Reaching the 400 million mark in India would make Instagram absolutely critical for any brand’s media mix, irrespective of the category, according to Amit Tripathi, managing director of independent digital-first agency IdeateLabs.
“Influencers have become a key demographic for Instagram, and Instagram has opened up its platform with shopping and other marketing tools to make
more successful. Furthermore, given the deep penetration of the platform among the youth, it makes Instagram a must-have solution for brands that are embracing digital transformation in the region,” he added.
Anand Chakravarthy, an expert in digital marketing and media, said that if the platform gets to 400 million users, it could give advertisers more chances to reach people.
“Today there are many digital platforms that make it ‘technically’ easier to reach consumers. The real challenge, however, is figuring out how to engage an increasingly disengaged and low-attention digital audience on these platforms.The effort required for creative and engaging brand communication has never been more important than today. That’s where a lot more focus needs to go,” he added.
Prasad Shejale, co-founder and CEO of LS Digital, one of India’s largest independent integrated digital marketing and transformation companies, said reaching the 400 million mark says a lot about the power of pictures and videos to tell stories that resonate with the new generation.
“Brands must take this as a lesson in reaching out to the next generation of customers using video and pictures and build a brand on the power of stories,” he added.

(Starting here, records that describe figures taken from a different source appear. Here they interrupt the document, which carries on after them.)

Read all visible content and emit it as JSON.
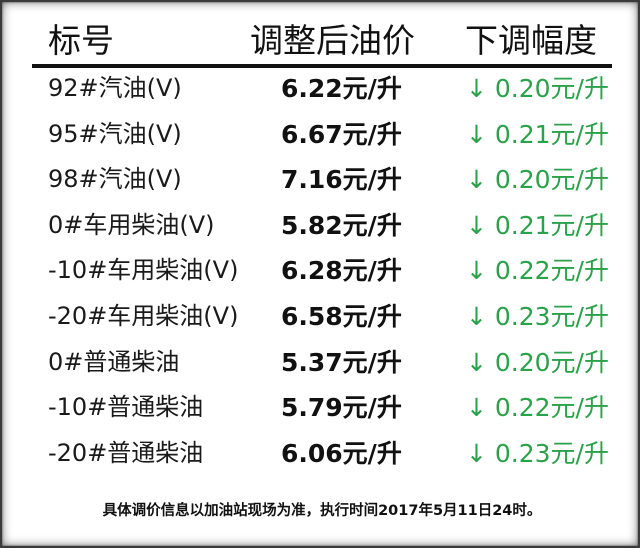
{
  "header": {
    "col_name": "标号",
    "col_price": "调整后油价",
    "col_drop": "下调幅度"
  },
  "rows": [
    {
      "name": "92#汽油(V)",
      "price": "6.22元/升",
      "drop": "↓ 0.20元/升"
    },
    {
      "name": "95#汽油(V)",
      "price": "6.67元/升",
      "drop": "↓ 0.21元/升"
    },
    {
      "name": "98#汽油(V)",
      "price": "7.16元/升",
      "drop": "↓ 0.20元/升"
    },
    {
      "name": "0#车用柴油(V)",
      "price": "5.82元/升",
      "drop": "↓ 0.21元/升"
    },
    {
      "name": "-10#车用柴油(V)",
      "price": "6.28元/升",
      "drop": "↓ 0.22元/升"
    },
    {
      "name": "-20#车用柴油(V)",
      "price": "6.58元/升",
      "drop": "↓ 0.23元/升"
    },
    {
      "name": "0#普通柴油",
      "price": "5.37元/升",
      "drop": "↓ 0.20元/升"
    },
    {
      "name": "-10#普通柴油",
      "price": "5.79元/升",
      "drop": "↓ 0.22元/升"
    },
    {
      "name": "-20#普通柴油",
      "price": "6.06元/升",
      "drop": "↓ 0.23元/升"
    }
  ],
  "footer": {
    "note": "具体调价信息以加油站现场为准，执行时间2017年5月11日24时。"
  },
  "colors": {
    "drop_green": "#2aa14a",
    "text": "#111111",
    "background": "#ffffff"
  }
}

Instagram’s short video format, Reels, has also catapulted its popularity in the country.
Instagram has said previously that several creators in India are growing rapidly as a result of the discoverability that Reels offers and that the platform is also seeing a greater set of trends emerging from regional languages and smaller towns. Trends from India have also gone global. Meta has also extended the ability to create reels that are up to 90 seconds long and has launched Remix and Collabs, which let users make reels with their friends or followers.